Yoshimi Inaba demonstrates how much importance Toyota Motor Corp. places on China. He is the executive vice president in charge of all operations in China, reporting directly to Toyota President Katsuaki Watanabe. Previously, Toyota had a single executive vice president in charge of all overseas markets. Now, Toyota has two: Inaba for China, and Tokuichi Uranishi for all other markets outside Japan.
Inaba spoke with Automotive News Asia Editor James B. Treece at Toyota's Tokyo offices.
What are your forecasts for China's near-term growth?
It's always very difficult to predict. But since the early part of last year, I'm very pleased to see a healthy growth of around 10 percent or so. It looks like this is continuing. The January figure showed a big increase, but last year's January was very unusual.
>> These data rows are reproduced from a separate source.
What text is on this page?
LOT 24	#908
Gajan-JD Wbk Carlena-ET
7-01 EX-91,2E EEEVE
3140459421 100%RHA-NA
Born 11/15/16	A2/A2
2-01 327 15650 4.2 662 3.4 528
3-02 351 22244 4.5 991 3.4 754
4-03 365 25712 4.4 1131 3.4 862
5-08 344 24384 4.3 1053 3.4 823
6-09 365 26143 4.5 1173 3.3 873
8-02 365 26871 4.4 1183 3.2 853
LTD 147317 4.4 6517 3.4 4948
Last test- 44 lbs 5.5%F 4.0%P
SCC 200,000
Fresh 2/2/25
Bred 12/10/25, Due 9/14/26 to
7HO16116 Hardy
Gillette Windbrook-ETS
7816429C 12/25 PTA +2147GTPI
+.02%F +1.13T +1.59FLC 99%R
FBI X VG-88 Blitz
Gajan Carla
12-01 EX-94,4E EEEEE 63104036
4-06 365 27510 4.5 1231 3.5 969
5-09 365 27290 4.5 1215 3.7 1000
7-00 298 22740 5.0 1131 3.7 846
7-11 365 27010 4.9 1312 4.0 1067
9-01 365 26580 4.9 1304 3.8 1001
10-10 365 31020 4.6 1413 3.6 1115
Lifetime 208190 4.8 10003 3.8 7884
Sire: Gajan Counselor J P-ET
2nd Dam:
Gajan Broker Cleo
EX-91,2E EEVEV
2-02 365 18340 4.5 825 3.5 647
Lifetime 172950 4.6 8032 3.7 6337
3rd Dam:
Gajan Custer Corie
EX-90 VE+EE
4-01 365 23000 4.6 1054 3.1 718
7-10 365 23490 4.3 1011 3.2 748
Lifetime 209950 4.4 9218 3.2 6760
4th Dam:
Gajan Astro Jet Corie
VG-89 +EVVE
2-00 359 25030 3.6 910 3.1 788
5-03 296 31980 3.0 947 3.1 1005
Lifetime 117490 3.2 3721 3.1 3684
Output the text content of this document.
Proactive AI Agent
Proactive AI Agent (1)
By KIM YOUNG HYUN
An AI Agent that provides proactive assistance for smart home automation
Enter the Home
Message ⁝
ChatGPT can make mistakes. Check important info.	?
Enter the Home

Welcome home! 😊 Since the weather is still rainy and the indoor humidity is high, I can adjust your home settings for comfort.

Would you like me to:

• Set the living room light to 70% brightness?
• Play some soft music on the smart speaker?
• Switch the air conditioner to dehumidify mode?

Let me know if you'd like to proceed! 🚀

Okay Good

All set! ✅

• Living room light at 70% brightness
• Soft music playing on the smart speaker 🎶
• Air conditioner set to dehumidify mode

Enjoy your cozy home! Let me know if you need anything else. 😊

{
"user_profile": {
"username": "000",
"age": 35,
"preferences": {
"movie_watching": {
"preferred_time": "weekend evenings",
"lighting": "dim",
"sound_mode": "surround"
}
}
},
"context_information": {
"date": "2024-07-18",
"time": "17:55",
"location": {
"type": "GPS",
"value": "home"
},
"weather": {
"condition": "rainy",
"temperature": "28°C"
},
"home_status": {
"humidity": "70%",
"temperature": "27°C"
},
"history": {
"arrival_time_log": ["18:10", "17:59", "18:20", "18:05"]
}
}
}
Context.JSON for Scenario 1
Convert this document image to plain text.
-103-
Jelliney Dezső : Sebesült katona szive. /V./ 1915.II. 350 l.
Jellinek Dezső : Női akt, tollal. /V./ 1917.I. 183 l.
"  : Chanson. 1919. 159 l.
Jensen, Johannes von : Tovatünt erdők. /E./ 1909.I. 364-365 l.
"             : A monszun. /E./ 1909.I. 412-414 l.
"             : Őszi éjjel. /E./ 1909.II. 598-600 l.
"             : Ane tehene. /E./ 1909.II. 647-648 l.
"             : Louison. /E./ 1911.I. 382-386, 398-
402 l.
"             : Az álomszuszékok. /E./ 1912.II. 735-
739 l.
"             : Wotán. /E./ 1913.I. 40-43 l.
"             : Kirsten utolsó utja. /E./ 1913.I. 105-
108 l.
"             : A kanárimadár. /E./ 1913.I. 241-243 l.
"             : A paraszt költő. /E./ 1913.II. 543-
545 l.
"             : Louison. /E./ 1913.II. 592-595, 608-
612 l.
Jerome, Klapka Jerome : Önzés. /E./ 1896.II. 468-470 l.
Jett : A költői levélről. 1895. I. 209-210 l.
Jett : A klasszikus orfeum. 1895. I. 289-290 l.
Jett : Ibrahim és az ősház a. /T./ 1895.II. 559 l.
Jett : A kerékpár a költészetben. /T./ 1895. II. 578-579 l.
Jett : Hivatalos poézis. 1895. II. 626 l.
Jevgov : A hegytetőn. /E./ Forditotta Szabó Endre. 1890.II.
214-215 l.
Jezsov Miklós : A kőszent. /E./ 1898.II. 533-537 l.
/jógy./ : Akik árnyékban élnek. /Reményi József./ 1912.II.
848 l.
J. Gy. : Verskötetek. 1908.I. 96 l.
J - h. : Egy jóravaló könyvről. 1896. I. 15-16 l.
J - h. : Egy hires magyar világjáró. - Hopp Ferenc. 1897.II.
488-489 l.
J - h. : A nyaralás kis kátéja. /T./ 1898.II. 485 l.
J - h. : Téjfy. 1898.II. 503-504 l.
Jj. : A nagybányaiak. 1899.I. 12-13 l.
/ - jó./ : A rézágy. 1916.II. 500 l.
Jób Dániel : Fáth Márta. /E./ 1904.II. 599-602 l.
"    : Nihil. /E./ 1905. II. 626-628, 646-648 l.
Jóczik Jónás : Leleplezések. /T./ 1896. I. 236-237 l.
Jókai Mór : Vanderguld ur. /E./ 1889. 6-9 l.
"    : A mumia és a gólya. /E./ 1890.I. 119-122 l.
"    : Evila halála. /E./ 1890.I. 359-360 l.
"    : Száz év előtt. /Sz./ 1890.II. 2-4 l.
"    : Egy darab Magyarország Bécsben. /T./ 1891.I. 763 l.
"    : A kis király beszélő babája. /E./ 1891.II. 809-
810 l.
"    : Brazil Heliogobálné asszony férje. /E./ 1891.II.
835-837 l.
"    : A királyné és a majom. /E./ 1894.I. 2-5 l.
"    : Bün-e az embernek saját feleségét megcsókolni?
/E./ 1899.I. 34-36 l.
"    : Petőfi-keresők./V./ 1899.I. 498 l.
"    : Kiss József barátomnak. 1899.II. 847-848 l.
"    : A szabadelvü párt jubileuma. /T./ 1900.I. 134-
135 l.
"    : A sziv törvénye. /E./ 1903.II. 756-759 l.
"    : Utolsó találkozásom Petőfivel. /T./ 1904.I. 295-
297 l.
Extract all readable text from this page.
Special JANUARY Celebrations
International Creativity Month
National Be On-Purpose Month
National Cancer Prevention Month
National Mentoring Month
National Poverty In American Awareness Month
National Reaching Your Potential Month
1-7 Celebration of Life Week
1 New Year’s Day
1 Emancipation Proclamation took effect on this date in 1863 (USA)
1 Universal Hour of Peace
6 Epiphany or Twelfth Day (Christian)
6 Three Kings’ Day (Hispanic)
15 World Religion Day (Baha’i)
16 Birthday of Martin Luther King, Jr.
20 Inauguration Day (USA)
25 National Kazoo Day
There's been a lot of speculation for China in 2010, between 7.5 million and 10 million. That's a wide range. I think it's on course to exceed 10 million sometime beyond 2010.
Are you worried about a post-Olympic slowdown in the market?
No. It seems to me the aspiration for car ownership is very, very strong.
How do you protect your intellectual property in China?
Suing here and there is going to be very difficult. Our stance is just to wait for the whole system to start working. So we're not rushing to sue. What we have to make sure of is that we always stay ahead of the game. Once a product is in the market, whole copies or partial copies are always there. This you cannot avoid. But we are carefully watching it.
Is Toyota on track to achieve its stated goal of holding 10 percent of the Chinese market by 2010?
That 10 percent, or 1 million in 2010, has been set as a vision.
My feeling is that 10 percent is not actually 10 percent, because you have to forget about the 45 percent of the market which is commercial vehicles. So in other words, if you take that away, 10 percent of the total market is actually 20 percent (for just passenger vehicles).
Wherever we go, we like to achieve about 10 percent of the market.
I think sooner or later, I'm going to have to make a concrete plan, not a vision, for 2010.